Context and relevance
MSA is a rapidly progressive synucleinopathy defined by oligodendroglial inclusions (GCIs). Whether aSyn assemblies can act as self-replicating, strain-like agents driving MSA pathology has been debated. This study provides high-resolution structural and in vivo evidence that a fully synthetic aSyn fibril strain can faithfully template its fold in mice and induce MSA-like neuropathology. That links atomic-level fibril architecture (the “MSA kernel” and closed pockets) to biological behaviour — seeding specificity, ThT invisibility and high pathogenicity. For researchers this is important because it clarifies which structural features correlate with aggressive, GCI-producing strains and suggests mechanistic targets (pocket opening, Ser87 modification) for interventions or diagnostics. It also reinforces biosafety caution when working with certain synthetic fibrils because of their transmissible properties.
Why should I read this?
Quick and blunt — if you work on synuclein, prion-like spread, neurodegenerative mechanisms or structural biology, this paper is a must-read. It shows a synthetic fibril can replicate its exact fold in vivo, cause MSA-typical inclusions and be transmissible between animals.
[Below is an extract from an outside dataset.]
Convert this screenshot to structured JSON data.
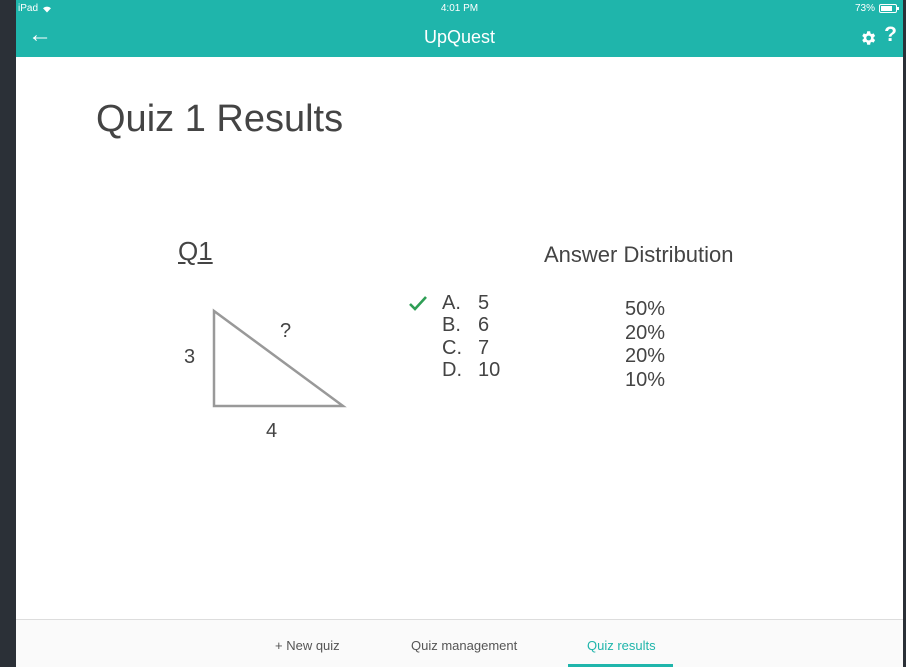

It connects high-resolution structure to disease-relevant behaviour and flags concrete structural hotspots that might be druggable. If you don’t work in the field, you’ll still want to know: it changes how we think about strain-driven α-synuclein disease and lab safety.
Author style
Punchy — the authors present decisive structural and in vivo data that amplify the importance of strain-specific aSyn conformations for MSA pathology. The work is a strong demonstration of protein-only templating in a mammalian brain and has immediate implications for experimental practice and therapeutic strategy.